In Canada you have organs such as HRReporter, in the U.S. there is something similar, just as in the EU and Asia, however the messaging to HR managers is similar and often contain legal 'opinion' that is taken literally. Whether a company adopts these HR messages is another story, and yet they are hard to avoid in our hypersensitive political societies.
The following is out of HRReporter with the title
Five business ‘must-haves’ to surviving COVID-19 in 2021, and as typical the message aligns to so much else.
Here are a few snips:
‘How are we going to get people through the next eight months after what they’ve been through for the last eight months?’
[...]
The second must-have for organizations is to establish just what the new version of your company will look like, says Froman.
“Once the majority of people are vaccinated, we’re going to be back to some sort of normalcy; how will companies be running once that happens?”
Step one was the steady use of an uptick in covid-communications to inform workers, and some of us have been on the receiving end of a steady stream of outright propaganda. It became normalized at work.
Above, the idea of vaccinations is presented as a given, nothing else will solve the 'problem', so all HR managers unite and take forth the message (
with some legal corporate opinion thrown in to the mix).
Step three addresses work from home, and other articles expand on it, which seems to be lockstep with the green message (was there not a law proposed in California that ensured employers had revolving maximums at corporate work headquarters? - at lest in the
Plan Bay Area Blueprint for 2050 there seems to be).
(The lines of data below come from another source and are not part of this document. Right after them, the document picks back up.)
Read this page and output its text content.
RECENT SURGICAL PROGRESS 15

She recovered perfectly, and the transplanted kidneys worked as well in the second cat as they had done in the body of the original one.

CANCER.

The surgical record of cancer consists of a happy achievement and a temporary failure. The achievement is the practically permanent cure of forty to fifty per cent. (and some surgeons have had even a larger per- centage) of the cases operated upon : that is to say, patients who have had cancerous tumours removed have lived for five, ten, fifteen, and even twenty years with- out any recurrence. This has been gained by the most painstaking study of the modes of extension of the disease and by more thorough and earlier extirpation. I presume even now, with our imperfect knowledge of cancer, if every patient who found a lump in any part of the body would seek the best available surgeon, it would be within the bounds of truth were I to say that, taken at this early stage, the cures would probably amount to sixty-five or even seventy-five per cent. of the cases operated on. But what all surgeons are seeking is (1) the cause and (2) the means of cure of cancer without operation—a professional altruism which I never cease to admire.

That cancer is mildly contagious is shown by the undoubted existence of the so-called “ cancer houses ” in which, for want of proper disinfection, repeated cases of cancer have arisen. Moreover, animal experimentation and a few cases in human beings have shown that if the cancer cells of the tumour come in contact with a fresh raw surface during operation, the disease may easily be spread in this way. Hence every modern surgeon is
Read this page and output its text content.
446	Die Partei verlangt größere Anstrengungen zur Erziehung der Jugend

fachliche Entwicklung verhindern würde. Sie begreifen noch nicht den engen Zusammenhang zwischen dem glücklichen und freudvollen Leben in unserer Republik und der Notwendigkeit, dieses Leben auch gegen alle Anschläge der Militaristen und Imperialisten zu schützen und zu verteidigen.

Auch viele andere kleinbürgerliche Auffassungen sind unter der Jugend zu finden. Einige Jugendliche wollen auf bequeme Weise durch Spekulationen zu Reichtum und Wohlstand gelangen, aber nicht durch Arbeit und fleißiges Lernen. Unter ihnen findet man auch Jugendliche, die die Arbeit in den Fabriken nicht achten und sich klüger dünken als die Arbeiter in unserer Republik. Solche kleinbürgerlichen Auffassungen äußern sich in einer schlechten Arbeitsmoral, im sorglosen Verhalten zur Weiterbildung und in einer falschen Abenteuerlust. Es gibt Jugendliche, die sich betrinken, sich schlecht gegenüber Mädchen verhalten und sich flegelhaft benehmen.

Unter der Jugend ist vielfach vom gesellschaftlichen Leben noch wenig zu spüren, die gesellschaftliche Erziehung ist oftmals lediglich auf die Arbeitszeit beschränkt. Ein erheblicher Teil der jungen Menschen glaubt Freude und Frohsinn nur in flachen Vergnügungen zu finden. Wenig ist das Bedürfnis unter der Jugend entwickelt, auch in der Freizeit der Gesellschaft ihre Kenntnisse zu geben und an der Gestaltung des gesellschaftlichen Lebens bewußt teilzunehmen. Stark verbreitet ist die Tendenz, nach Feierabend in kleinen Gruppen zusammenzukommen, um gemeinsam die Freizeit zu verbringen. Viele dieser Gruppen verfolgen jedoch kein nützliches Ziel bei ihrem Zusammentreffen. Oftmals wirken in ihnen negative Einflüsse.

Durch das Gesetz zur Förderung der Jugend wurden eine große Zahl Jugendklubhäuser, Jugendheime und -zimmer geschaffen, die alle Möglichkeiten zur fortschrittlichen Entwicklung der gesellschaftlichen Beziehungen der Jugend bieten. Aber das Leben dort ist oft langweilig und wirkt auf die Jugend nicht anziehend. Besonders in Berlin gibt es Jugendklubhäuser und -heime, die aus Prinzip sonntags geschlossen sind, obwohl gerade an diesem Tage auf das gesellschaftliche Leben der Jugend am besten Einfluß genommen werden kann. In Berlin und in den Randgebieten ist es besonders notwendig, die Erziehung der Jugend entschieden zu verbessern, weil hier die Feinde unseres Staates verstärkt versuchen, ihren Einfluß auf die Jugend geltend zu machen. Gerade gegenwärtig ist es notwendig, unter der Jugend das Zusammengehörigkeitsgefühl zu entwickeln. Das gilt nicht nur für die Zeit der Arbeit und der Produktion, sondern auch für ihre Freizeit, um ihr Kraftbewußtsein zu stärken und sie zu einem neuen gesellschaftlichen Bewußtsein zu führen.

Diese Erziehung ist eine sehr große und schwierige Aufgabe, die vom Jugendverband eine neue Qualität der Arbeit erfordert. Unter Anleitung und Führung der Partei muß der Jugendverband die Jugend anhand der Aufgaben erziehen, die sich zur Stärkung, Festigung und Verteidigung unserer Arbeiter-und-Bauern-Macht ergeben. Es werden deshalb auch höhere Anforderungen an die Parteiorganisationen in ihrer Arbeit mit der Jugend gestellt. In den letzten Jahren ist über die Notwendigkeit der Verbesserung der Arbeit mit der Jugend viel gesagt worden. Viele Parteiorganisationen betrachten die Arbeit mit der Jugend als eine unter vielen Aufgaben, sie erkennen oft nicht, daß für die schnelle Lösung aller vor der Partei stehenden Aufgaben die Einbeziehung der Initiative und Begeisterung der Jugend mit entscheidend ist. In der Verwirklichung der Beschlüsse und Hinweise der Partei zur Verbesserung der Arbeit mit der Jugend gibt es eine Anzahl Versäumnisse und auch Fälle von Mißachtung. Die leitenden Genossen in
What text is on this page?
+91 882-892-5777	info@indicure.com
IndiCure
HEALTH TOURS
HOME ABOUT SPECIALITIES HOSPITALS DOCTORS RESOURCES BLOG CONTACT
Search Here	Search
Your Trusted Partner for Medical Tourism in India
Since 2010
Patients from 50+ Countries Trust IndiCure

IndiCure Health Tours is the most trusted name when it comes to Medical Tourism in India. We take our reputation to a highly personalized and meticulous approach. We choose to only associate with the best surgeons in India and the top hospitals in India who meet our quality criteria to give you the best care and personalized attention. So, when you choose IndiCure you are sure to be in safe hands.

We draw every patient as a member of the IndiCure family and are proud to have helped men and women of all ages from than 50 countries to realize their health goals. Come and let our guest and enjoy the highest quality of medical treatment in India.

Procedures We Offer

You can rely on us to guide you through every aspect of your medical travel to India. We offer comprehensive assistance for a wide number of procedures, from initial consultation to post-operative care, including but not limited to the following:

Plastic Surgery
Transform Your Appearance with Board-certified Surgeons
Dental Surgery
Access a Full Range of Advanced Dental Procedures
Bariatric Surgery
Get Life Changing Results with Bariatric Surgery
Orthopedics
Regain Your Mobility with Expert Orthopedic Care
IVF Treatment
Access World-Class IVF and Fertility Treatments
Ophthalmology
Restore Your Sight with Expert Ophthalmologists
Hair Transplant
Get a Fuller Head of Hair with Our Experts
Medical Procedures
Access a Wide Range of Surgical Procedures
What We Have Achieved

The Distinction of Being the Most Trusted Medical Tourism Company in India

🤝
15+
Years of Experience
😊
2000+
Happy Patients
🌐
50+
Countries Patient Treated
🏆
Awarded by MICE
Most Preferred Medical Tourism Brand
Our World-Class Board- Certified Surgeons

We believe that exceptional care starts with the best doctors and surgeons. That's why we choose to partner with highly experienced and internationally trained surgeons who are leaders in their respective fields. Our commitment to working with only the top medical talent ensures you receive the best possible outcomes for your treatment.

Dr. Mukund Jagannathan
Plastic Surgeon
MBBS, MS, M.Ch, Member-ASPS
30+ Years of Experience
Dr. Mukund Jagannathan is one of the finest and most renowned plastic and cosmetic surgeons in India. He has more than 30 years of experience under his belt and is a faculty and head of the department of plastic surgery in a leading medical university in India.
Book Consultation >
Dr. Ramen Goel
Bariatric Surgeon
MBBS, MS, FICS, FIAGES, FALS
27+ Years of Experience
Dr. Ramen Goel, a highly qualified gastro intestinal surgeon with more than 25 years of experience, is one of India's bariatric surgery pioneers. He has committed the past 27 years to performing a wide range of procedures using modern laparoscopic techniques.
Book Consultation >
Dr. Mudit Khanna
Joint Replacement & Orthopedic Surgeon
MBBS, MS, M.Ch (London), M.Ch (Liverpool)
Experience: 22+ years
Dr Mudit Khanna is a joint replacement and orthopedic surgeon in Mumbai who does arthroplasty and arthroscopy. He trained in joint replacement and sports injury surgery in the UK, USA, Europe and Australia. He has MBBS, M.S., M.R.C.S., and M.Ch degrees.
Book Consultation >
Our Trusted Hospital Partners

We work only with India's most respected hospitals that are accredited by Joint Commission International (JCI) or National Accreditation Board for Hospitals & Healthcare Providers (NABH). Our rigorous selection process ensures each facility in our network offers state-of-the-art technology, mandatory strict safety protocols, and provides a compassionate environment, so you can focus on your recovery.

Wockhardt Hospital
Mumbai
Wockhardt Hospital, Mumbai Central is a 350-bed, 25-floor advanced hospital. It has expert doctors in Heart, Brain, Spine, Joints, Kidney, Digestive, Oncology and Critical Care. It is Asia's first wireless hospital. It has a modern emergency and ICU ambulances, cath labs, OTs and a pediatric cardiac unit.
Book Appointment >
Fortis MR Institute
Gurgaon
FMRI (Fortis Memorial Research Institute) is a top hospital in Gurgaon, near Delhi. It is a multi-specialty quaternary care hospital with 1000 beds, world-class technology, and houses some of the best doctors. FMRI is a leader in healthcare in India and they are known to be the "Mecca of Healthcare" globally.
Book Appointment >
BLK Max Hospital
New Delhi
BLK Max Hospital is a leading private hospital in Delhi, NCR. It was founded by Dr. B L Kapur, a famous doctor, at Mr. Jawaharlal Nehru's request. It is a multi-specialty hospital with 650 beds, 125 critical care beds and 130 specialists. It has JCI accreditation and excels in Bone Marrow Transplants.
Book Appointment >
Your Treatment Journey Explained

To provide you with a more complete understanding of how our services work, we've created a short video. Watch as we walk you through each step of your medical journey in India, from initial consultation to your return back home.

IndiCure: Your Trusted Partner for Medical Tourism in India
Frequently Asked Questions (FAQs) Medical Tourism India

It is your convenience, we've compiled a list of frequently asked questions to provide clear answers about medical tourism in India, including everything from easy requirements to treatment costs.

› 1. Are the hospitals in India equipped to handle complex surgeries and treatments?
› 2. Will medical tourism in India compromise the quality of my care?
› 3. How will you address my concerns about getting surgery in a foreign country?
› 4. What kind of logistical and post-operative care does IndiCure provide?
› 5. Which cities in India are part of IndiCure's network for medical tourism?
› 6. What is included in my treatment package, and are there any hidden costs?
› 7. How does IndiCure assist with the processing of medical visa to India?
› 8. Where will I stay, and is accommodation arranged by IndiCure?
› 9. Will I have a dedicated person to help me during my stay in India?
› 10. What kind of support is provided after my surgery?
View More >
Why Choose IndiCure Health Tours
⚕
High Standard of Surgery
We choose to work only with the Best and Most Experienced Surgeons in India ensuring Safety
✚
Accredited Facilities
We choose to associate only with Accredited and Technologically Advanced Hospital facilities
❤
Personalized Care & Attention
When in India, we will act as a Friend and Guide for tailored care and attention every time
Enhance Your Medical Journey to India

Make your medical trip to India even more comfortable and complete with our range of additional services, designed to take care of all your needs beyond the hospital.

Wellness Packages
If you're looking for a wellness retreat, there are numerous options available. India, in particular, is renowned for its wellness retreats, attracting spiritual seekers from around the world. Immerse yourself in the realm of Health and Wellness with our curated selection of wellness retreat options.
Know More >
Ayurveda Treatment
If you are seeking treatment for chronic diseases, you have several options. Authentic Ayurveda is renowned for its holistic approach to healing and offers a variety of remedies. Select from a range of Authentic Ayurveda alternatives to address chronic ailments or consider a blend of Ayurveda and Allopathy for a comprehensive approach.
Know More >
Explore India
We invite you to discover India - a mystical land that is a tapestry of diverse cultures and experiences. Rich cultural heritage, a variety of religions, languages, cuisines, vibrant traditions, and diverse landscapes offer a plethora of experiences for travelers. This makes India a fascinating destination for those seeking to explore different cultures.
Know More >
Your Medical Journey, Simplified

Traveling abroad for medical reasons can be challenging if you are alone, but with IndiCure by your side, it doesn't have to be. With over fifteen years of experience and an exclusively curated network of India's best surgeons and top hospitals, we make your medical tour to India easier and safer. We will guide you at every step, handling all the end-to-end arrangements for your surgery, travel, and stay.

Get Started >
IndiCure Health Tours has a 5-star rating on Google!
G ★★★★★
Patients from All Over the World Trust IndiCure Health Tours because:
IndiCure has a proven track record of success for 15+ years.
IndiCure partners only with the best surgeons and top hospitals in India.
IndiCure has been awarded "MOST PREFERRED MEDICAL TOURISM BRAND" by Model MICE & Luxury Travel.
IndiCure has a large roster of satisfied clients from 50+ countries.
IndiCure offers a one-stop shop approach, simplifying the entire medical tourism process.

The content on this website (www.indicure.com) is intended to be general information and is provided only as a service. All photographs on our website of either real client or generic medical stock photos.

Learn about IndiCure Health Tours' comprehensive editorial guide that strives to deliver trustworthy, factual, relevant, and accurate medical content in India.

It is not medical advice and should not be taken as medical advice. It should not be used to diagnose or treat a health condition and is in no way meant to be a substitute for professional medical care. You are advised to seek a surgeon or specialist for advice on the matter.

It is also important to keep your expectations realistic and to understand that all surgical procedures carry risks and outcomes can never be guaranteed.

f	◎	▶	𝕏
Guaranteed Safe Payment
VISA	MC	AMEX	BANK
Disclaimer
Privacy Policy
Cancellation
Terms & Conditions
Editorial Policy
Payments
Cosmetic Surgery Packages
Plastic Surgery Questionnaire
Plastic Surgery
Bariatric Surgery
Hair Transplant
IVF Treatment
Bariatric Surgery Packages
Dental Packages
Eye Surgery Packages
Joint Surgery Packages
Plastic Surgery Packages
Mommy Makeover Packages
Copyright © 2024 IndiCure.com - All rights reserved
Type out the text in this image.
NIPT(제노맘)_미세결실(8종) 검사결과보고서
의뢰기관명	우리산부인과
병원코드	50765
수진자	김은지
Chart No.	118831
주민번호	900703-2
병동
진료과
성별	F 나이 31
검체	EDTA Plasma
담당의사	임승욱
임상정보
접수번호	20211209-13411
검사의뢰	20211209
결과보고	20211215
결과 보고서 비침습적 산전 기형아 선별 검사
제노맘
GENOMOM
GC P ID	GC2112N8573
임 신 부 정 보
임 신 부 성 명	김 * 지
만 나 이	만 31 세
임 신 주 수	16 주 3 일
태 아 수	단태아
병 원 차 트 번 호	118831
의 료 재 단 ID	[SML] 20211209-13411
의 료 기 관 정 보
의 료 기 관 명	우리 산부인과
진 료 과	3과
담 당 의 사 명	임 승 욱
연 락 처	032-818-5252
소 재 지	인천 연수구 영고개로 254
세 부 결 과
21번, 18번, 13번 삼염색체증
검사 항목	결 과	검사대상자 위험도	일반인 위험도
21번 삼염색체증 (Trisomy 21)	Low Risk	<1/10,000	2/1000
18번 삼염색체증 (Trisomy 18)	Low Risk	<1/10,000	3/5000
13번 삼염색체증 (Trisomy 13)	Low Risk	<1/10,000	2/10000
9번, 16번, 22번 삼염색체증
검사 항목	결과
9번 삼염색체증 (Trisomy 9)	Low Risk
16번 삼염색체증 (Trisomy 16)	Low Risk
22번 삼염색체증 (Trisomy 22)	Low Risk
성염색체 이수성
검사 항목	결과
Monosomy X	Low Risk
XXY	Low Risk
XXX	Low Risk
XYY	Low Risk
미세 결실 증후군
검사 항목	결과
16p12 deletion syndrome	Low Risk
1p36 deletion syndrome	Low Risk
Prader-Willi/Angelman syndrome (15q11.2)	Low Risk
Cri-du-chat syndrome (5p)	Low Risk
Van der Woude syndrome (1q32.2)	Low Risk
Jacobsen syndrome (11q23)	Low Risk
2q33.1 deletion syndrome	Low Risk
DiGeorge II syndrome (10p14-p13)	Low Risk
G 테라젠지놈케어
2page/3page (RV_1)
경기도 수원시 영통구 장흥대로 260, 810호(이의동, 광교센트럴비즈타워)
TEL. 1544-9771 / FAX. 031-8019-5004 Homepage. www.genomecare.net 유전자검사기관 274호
The message here goes on to say:
It’s prudent to put into place a system of measuring employee productivity so that a remote-work cohort will be successful and supported, he says.
“[It’s about] having those real-time data mechanisms to monitor how the company is doing and helping companies determine whether they want to be fully remote, fully in the office or some sort of blend.” {we already had this survey done at our workplace, and many others I know had the same}
There are many tools and technologies to be able to monitor performance, says Froman. “If you have solid metrics of what performance is, it doesn’t matter where anybody is working.”
A technocrats dream come true, the corporate door will be open right into ones private home, which many not be private at all.
Digital transformation
Third on the must-have list is ensuring digital change is well in hand because COVID-19 “forced companies to embrace digital transformation massively: there’s no choice anymore, that ceiling has been broken and nobody’s going back,” says Froman. “A lot of companies have resisted implementing technology.”
One of the best ways to successfully complete the digital transformation for Canadian companies (and the fourth must-have), is look to government for support, he says. {well of course, there is corporate welfare state, why not let taxpayers burden the load}
“We’re shifting in 2021 to recovery; 2020 was about survival. How is the government going to help companies who are threatened because new digital firms have come in and are challenging them? How are they going to support these companies, not to keep them alive but to continue to recover and scale?”
Indeed, stay tuned for the how.
HR’s role
And the final
must-have will involve HR as the Canadian workforce
has changed forever, says Froman.
“We pulled them out of the office
and shoved them in their homes; they become accustomed to this new lifestyle so there are people making choices based on their current lifestyle,” he says. “How do we nurture talent, particularly to stay committed to the growth of an organization when they’re being sought after by a lot of companies?”
[...]
“
They need to maintain empathy but they also need to challenge employees. That’s going to be a real challenge for HR professionals to guide people through this transition from being remote to back into whatever the company chooses, whether it’s flexible, whether it’s back in the office, and how do they help manage that transition for the organization,” he says.
“It’s going to be HR professionals who have to guide our staff through that journey and it’s going to be bumpy:
we may lose some people because they don’t want to change and you’re not going to convince them.”
Keeping workers engaged is crucial according to one survey that says
many will quit if they aren’t allowed to remain at home post-pandemic while many organizations are in the midst of
planning the new office dynamics.
Don't know about many people here, however there used to be a process whereby upper managers would choose or foster along the best candidate for a position, and HR was there to facilitate orientations, maintain records and bride to accounting et cetera. Today, it is HR that hire, often from a detailed woke checklist without consulting upper management or managers, even at the CEO level should they happen to have a gender or ethnic policy that guilds them. The best person is no longer an absolute consideration. HR will have a strict covid-recovery policies coming soon, if not already one's desk.
Given that business today shapes societies interactions (as covid has shown using methods, such
presumption clauses and state employment orders), a good way to check the wind direction is through legal associations, OSHA type groups, HR (as shown here) and other directing associated bodies. Of course, the overall push comes down to them from the brotherhoods above.